Su meditación fue interrumpida por el tono a todo volumen del teléfono desechable conectado a la consola central.
“Ve al norte”, dijo Watson inmediatamente.
“¿Qué encontraste?”
“No hay nada que encontrar en la parada de descanso. Da la vuelta primero. Luego hablaremos”.
No fue necesario decírselo dos veces a Reid. Dejó caer el teléfono en la consola, bajó a tercera y sacudió la rueda a la izquierda. No había muchos autos en la carretera a esta hora del día en domingo; el Trans Am cruzó el carril vacío y patinó de lado hacia el terraplén cubierto de hierba.
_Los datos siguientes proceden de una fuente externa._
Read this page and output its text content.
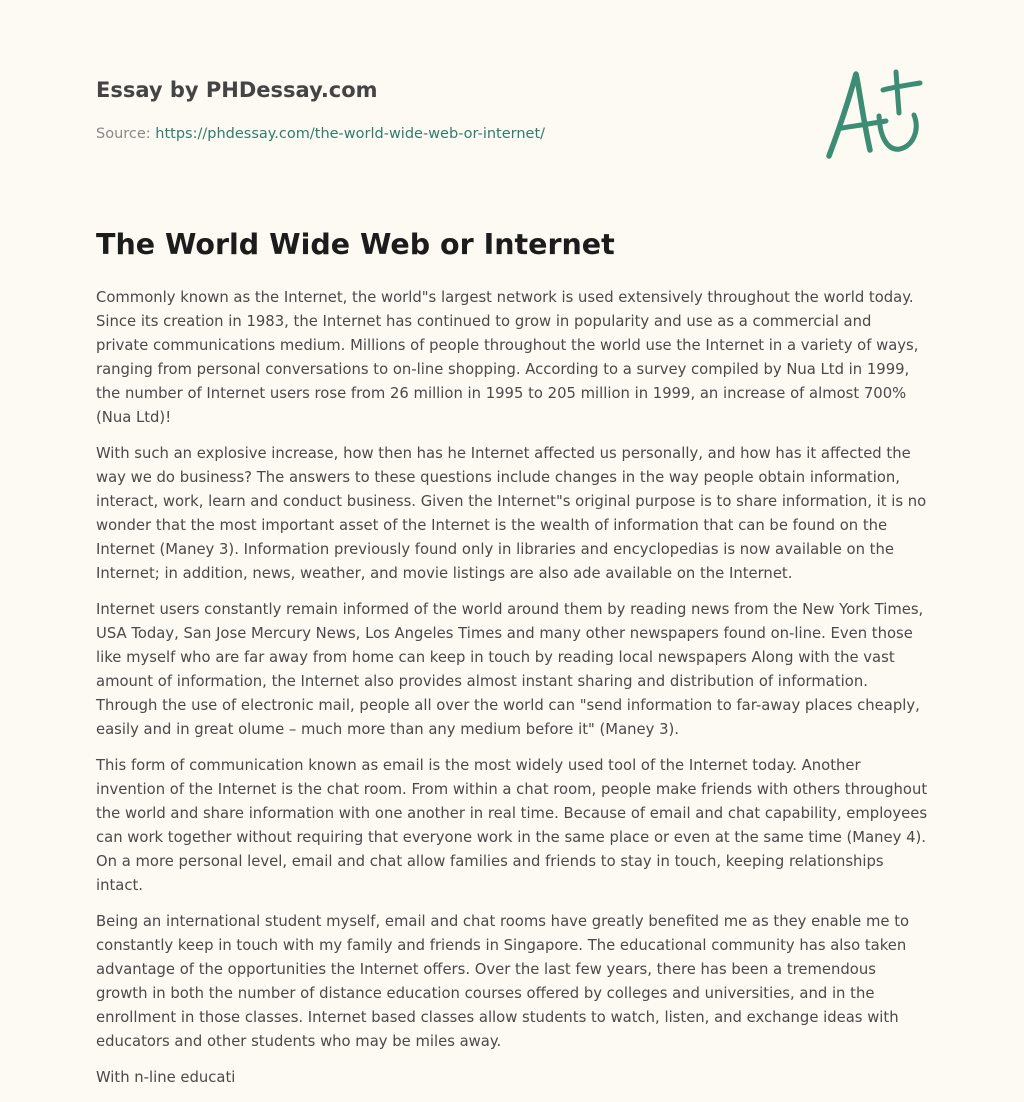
Essay by PHDessay.com
Source: https://phdessay.com/the-world-wide-web-or-internet/
The World Wide Web or Internet

Commonly known as the Internet, the world"s largest network is used extensively throughout the world today. Since its creation in 1983, the Internet has continued to grow in popularity and use as a commercial and private communications medium. Millions of people throughout the world use the Internet in a variety of ways, ranging from personal conversations to on-line shopping. According to a survey compiled by Nua Ltd in 1999, the number of Internet users rose from 26 million in 1995 to 205 million in 1999, an increase of almost 700% (Nua Ltd)!

With such an explosive increase, how then has he Internet affected us personally, and how has it affected the way we do business? The answers to these questions include changes in the way people obtain information, interact, work, learn and conduct business. Given the Internet"s original purpose is to share information, it is no wonder that the most important asset of the Internet is the wealth of information that can be found on the Internet (Maney 3). Information previously found only in libraries and encyclopedias is now available on the Internet; in addition, news, weather, and movie listings are also ade available on the Internet.

Internet users constantly remain informed of the world around them by reading news from the New York Times, USA Today, San Jose Mercury News, Los Angeles Times and many other newspapers found on-line. Even those like myself who are far away from home can keep in touch by reading local newspapers Along with the vast amount of information, the Internet also provides almost instant sharing and distribution of information. Through the use of electronic mail, people all over the world can "send information to far-away places cheaply, easily and in great olume – much more than any medium before it" (Maney 3).

This form of communication known as email is the most widely used tool of the Internet today. Another invention of the Internet is the chat room. From within a chat room, people make friends with others throughout the world and share information with one another in real time. Because of email and chat capability, employees can work together without requiring that everyone work in the same place or even at the same time (Maney 4). On a more personal level, email and chat allow families and friends to stay in touch, keeping relationships intact.

Being an international student myself, email and chat rooms have greatly benefited me as they enable me to constantly keep in touch with my family and friends in Singapore. The educational community has also taken advantage of the opportunities the Internet offers. Over the last few years, there has been a tremendous growth in both the number of distance education courses offered by colleges and universities, and in the enrollment in those classes. Internet based classes allow students to watch, listen, and exchange ideas with educators and other students who may be miles away.

With n-line educati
Sus ruedas no chirriaban contra el pavimento ni perdían su firmeza cuando el suelo se volvía blando debajo de ellas — Mitch debe haber instalado neumáticos radiales de alto rendimiento. El Trans Am se coló a través de la parte media, la parte delantera giraba sólo un poco mientras sacaba una cascada de suciedad detrás de él.
Reid enderezó el coche mientras cruzaba la estrecha y árida franja entre los tramos de la autopista. Cuando el coche encontró asfalto de nuevo, pisó el embrague, subió de marcha y pisó el pedal. El Trans Am se lanzó hacia adelante como un rayo en el carril opuesto.
Reid luchó contra la repentina euforia que se le clavó en el pecho. Su cerebro reaccionaba con fuerza ante cualquier cosa que produjera adrenalina; anhelaba la emoción, la posibilidad fugaz de perder el control y el placer estimulante de recuperarlo.